Wind gusted around him as he launched himself from the peak with a thrum of wings. Pinions which threshed the air as he fought to gain height, to turn, to hurl himself at the challenger, arms extended, fingers spread, feet lifted to deal a devastating kick. One which missed as the other twirled aside, to kick in turn, to register a blow which sent Avro spinning.

Whirling as he was attacked again with feet and hands, toes and fingers ripping at his wings, adding to the strain they already fought to overcome.

The penalty of age when the body grew too gross and the great pectorals, the deltoids, began to weaken. A time when lift was slower, agility less, vulnerability a growing menace.

The moment of truth for an angel who refused to yield his nest, his women, his position in the community.

A thing Avro knew from the instinct buried in the body and brain of the host he dominated as he knew that to fold his wings and fall would be to signal his peaceful withdrawal from the conflict. An act which would save his life and leave him to fly alone as long as his wings would carry him. To join the flock of other aging males who had been forced to yield to younger blood. Tolerated and even cared for as long as they recognized the victor's right.

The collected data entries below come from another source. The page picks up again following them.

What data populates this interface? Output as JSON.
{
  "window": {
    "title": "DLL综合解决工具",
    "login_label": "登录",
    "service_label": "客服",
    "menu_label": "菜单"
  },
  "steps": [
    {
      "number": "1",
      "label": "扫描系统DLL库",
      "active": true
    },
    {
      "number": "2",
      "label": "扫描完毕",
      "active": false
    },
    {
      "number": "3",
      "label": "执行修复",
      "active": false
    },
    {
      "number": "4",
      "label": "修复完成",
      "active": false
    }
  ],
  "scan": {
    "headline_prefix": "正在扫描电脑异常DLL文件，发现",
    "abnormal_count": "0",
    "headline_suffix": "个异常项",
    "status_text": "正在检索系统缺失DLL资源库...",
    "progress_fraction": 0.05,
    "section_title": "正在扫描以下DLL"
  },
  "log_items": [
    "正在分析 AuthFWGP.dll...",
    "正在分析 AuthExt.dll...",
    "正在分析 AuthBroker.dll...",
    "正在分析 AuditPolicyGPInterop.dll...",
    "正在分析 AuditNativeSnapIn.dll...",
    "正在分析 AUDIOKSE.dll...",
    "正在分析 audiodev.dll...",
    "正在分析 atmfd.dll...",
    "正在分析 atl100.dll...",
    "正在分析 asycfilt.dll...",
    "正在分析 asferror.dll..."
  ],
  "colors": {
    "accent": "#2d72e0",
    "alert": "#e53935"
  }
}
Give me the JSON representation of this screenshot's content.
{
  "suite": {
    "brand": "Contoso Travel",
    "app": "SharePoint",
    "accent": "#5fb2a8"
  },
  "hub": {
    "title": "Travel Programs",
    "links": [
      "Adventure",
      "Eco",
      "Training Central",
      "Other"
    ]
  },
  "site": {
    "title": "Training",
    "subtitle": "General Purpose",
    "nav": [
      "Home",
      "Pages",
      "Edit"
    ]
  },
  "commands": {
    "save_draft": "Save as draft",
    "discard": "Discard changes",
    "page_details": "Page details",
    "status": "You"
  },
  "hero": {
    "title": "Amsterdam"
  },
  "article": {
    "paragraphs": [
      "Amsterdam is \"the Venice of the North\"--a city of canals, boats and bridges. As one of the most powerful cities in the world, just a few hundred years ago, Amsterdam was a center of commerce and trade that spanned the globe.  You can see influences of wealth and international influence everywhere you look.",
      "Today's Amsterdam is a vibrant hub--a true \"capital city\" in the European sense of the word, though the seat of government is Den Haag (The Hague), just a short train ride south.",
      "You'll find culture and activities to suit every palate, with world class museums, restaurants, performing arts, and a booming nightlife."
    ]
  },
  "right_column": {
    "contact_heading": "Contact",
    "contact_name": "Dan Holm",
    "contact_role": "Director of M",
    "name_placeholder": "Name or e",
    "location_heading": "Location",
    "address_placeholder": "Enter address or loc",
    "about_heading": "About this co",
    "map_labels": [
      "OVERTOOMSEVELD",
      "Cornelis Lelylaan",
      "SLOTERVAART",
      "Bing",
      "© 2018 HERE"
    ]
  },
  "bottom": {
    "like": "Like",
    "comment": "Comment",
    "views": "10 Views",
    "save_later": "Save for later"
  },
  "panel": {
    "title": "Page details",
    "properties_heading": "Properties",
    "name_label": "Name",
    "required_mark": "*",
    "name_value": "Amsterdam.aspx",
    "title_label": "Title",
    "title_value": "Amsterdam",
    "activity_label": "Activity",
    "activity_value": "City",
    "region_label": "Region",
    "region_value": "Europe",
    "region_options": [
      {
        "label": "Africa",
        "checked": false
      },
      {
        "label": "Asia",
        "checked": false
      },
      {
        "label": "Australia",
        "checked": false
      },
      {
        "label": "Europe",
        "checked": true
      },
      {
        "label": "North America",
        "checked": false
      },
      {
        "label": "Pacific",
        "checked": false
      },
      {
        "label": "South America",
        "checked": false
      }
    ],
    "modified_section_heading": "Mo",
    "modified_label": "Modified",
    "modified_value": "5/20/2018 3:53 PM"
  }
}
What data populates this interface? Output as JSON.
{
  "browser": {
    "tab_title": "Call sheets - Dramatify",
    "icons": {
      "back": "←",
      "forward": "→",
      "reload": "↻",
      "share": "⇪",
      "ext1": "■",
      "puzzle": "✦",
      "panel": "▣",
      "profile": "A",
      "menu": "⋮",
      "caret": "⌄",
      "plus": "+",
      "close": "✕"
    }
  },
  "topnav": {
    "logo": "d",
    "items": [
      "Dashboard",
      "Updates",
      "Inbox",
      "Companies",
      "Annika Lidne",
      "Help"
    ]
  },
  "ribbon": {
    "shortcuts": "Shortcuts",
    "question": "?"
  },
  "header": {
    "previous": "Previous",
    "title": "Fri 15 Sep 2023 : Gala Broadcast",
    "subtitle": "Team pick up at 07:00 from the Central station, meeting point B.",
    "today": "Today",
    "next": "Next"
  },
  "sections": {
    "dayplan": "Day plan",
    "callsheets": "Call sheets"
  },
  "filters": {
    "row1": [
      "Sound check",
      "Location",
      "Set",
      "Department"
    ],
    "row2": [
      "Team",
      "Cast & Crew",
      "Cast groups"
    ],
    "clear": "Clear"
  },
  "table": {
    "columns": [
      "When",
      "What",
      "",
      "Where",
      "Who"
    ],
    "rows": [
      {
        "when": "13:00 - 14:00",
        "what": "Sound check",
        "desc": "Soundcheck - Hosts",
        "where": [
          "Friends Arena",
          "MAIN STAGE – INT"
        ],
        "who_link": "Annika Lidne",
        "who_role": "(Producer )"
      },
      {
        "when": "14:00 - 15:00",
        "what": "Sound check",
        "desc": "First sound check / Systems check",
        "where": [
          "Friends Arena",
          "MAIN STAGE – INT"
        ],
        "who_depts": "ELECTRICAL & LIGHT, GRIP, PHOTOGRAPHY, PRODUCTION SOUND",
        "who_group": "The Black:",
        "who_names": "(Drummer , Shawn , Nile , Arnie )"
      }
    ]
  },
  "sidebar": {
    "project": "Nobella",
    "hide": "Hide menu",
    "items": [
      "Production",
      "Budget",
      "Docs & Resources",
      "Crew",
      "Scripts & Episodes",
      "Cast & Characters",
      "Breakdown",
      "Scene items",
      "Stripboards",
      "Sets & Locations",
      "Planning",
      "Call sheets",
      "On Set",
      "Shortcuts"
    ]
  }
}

But Avro was too new to this body and its way of life. Too entranced by the novelty of emotion and conditioned by the subtle knowledge that, for him, death in this body would not mean extinction. So he fought until the blood ran from a dozen wounds and his wings were in tatters. Fighting on until he began to fall, to continue to fall despite his struggles, wheeling in circles to the rocks below, the wheeling becoming a tumble, a drop, a sickening plunge to the jagged teeth waiting to smash out his life.

An impact which was the hammer-blow of extinction, filling his eyes with a flash of vivid light.

One which lingered as he jerked upright on his bed to sit, fighting for air, hands clasped over his eyes.

"Master!" Byrne calling from beyond the door attracted by his screaming. Concerned by it also; it was becoming too frequent. "Master?"

"All is well." Avro lowered his hands. "Enter."

He stood upright as the acolyte came into the room his face masked, hands steady. The chamber was as it had been when he'd retired for the sleep which should have refreshed him but had not. And the pressure at the back of his skull seemed to have grown worse.